To generate and plot the forecasts in R, we use the forecast function from the forecast package and the autoplot function from the ggplot2 package:
# Generating a 40-step-ahead forecast:
arima_forecast = forecast(my_arima, h = 40)
# Plotting the forecast:
forecast_plot = autoplot(arima_forecast) +
xlab("Time") +
ylab("Value") +
ggtitle("40-Step-Ahead Forecast from ARIMA(2,1,0)")
forecast_plot
The forecast plot is shown below:
The solid line represents the model’s predicted values for the next 40 time periods, while the shaded regions show the 80% and 95% confidence intervals.
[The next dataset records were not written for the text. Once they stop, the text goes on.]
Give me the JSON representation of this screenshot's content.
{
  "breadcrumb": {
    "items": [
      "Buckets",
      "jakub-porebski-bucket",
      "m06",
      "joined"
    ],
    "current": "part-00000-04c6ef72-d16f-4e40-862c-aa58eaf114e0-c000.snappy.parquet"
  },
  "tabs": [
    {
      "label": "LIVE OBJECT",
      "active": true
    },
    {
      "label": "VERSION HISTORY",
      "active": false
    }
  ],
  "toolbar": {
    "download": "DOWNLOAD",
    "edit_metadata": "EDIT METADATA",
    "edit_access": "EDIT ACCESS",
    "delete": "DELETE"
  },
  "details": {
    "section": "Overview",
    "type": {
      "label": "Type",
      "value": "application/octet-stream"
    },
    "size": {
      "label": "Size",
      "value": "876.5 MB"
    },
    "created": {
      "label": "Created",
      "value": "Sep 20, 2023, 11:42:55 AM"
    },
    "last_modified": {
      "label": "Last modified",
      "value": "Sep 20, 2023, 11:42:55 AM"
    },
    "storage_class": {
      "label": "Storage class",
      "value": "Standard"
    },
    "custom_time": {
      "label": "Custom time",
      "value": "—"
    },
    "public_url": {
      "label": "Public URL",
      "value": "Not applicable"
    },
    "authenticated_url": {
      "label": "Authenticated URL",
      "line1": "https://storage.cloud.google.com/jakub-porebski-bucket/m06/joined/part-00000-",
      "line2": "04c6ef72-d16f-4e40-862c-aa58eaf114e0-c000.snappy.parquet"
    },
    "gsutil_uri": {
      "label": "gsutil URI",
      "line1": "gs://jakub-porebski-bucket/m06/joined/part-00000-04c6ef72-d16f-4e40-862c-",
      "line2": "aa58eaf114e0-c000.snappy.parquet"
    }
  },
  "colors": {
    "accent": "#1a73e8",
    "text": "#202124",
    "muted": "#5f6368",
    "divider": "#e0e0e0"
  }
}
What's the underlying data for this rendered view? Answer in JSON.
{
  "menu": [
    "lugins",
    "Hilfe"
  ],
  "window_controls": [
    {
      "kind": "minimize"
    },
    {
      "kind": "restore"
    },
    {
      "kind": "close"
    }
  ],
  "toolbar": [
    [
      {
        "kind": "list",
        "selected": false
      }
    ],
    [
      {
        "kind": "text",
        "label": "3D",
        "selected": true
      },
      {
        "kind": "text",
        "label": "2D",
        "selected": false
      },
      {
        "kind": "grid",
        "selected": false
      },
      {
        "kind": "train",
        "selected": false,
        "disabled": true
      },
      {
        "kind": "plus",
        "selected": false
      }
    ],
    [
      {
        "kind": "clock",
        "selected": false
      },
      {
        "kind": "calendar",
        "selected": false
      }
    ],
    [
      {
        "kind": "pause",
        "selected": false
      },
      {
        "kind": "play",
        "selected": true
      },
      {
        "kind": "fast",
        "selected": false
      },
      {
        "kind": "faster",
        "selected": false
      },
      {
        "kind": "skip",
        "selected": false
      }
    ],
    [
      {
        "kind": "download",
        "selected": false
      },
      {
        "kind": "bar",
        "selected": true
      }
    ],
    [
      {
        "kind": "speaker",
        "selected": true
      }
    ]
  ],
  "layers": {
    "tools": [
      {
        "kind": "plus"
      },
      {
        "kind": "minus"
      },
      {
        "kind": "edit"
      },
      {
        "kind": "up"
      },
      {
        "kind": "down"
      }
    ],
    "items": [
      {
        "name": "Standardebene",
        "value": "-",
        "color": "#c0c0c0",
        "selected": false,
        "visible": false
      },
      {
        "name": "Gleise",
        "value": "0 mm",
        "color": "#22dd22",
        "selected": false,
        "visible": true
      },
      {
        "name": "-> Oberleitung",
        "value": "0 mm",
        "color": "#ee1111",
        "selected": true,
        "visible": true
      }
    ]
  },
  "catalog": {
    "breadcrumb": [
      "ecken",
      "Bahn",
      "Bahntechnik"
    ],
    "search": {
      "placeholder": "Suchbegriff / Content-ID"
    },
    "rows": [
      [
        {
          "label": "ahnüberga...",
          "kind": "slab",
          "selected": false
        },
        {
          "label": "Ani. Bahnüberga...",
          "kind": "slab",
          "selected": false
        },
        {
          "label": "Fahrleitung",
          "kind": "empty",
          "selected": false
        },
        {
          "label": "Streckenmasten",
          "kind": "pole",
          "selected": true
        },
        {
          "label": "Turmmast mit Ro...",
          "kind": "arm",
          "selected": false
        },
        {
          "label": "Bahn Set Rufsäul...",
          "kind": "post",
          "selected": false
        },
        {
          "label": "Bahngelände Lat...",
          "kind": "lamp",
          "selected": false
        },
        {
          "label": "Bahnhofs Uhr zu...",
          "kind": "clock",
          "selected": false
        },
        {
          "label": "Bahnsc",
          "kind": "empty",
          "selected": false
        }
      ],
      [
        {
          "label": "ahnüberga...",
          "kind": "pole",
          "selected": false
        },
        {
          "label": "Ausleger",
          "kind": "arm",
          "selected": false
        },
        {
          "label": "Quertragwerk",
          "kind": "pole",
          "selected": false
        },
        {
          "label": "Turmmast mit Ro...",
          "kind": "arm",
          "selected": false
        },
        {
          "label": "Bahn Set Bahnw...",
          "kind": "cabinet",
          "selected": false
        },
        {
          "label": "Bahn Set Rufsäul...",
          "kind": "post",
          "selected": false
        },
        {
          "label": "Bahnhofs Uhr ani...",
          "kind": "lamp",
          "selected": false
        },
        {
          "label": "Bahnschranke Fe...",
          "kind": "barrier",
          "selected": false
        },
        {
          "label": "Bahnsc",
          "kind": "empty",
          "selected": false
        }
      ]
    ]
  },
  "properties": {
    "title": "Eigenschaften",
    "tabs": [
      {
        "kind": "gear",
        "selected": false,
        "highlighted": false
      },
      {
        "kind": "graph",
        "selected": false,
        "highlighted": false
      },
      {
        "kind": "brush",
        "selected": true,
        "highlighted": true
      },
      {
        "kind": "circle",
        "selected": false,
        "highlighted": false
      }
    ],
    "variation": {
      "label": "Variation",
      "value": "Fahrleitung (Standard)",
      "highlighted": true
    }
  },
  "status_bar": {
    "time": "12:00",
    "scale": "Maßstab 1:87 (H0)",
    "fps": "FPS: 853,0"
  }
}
As expected for an ARIMA(2,1,0) model with a drift, the forecast continues the upward movement observed in the historical data. The widening confidence bands reflect increasing uncertainty as the forecast horizon extends further into the future.
In summary, the Box-Jenkins methodology provides a systematic approach for identifying the optimal combination of autoregressive, differencing, and moving average terms, enabling us to fit ARIMA models and generate multi-step forecasts.